Privatization of Manila markets defended

MANILA, Philippines – A Manila councilor yesterday defended the city government’s joint venture with a private company for the privatization and rehabilitation of public markets in the city.

Councilor Jocelyn Quintos, who chairs the city council’s committee on livelihood, asked Councilor Ali Atienza and Rep. Amado Bagatsing to stop politicizing the programs of Mayor Joseph Estrada to rehabilitate the city’s markets.

The local government will ensure that the vendors will be able to return to their stalls, Quintos said.

Quintos noted that the city government earns P1.3 million yearly from the operations of the Sampaloc market but incurs an expenditure of around P1.5 million, or a net loss of P200,000 annually.

“We need to make public markets all over the city competitive with supermarkets,” she said.

Quintos said that under the joint venture, the vendors will be allowed to return to their former stalls and pay daily rental of P40 in the next two years.

Bagatsing earlier announced that he is running for mayor in 2016, with Atienza as his vice mayor.

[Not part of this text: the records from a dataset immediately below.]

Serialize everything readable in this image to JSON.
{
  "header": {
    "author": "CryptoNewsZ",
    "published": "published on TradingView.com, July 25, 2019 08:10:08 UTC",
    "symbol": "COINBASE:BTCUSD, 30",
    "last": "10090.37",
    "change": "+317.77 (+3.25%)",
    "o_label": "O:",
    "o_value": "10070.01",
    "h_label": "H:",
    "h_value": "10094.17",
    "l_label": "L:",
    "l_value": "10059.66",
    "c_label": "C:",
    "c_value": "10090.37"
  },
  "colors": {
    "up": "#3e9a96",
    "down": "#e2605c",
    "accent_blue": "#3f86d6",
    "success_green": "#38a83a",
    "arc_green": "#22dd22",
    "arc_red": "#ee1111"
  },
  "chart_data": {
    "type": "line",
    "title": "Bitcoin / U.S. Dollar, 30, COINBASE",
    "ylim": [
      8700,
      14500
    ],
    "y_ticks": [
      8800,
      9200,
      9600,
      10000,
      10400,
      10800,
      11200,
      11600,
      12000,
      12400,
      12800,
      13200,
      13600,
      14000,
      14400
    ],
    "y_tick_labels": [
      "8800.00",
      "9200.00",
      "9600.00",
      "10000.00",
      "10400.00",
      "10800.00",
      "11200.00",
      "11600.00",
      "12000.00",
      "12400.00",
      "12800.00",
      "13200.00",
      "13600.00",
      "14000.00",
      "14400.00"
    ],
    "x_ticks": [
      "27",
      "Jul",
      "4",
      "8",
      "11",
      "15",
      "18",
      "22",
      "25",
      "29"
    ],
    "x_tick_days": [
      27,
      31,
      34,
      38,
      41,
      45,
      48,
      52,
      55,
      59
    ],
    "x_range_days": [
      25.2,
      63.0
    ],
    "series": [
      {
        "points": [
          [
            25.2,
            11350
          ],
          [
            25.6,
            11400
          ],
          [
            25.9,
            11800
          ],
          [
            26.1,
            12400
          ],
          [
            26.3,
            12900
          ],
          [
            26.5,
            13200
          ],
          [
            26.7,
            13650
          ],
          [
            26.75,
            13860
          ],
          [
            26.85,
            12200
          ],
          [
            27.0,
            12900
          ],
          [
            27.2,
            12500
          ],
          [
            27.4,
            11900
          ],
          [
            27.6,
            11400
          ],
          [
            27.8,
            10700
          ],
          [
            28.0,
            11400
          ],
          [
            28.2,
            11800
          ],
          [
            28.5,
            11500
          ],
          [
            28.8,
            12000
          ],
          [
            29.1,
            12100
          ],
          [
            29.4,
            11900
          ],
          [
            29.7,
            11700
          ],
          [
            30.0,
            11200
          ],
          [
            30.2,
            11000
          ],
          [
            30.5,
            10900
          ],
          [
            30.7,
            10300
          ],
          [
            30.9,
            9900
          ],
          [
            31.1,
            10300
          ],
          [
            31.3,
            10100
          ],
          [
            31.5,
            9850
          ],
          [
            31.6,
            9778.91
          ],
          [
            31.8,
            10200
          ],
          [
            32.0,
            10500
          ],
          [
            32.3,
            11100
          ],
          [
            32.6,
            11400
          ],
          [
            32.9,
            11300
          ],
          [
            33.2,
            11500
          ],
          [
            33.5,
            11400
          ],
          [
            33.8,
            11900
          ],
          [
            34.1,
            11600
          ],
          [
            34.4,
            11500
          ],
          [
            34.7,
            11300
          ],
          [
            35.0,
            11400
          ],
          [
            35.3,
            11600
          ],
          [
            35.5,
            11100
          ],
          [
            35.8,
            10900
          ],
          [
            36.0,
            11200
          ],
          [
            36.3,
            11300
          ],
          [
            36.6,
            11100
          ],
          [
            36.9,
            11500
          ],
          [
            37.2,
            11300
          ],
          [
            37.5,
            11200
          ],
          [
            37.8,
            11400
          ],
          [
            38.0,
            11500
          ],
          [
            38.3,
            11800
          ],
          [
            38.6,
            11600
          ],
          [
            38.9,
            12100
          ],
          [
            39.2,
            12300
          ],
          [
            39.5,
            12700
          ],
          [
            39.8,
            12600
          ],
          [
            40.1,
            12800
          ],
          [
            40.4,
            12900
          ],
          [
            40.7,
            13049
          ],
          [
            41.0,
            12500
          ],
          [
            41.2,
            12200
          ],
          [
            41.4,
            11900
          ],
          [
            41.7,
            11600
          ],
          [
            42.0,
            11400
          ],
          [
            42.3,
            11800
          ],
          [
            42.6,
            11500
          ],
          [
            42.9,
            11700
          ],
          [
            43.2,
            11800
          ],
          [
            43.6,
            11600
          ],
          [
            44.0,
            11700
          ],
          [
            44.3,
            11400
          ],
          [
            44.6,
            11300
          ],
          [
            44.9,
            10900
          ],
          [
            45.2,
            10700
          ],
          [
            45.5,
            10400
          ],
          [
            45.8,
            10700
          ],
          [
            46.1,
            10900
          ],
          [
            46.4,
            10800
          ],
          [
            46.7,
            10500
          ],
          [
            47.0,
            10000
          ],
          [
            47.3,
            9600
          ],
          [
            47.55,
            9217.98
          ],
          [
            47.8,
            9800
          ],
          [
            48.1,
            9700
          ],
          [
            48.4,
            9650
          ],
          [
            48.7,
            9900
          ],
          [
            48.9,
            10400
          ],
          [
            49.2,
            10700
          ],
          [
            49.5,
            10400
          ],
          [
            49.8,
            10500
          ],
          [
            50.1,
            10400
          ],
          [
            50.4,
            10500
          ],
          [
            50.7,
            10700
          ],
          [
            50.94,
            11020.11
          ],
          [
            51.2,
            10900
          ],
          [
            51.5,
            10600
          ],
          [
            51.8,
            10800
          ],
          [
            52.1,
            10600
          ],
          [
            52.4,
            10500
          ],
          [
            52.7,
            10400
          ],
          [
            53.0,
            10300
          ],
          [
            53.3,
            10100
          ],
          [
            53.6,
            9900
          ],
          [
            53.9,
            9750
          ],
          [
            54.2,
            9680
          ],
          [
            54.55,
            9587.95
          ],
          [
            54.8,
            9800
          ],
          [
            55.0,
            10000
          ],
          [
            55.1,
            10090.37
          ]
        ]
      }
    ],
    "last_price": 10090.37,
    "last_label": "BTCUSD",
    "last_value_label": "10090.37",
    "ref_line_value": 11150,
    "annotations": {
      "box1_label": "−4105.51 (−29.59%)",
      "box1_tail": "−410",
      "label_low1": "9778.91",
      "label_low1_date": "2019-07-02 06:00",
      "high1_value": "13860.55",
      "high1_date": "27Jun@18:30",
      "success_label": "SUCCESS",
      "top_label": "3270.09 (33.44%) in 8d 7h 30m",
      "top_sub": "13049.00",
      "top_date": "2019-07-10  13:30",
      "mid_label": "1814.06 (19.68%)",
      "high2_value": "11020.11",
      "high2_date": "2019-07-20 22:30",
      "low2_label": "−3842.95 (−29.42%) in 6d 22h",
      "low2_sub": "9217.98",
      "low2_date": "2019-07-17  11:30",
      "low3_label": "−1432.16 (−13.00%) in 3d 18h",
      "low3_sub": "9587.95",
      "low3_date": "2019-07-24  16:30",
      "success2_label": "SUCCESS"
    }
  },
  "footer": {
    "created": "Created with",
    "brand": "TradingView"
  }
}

Councilor Joel Chua, chairman of the committee on markets, hawkers and slaughterhouse, assured the vendors that they will not lose their livelihood.

Under the agreement with XRC Inc., the city government will not spend a single centavo for the rehabilitation of public markets, according to Chua.

He said the Sampaloc market will be equipped with closed-circuit television cameras and other facilities.

The rehabilitation of the Sampaloc public market is part of Estrada’s urban renewal program.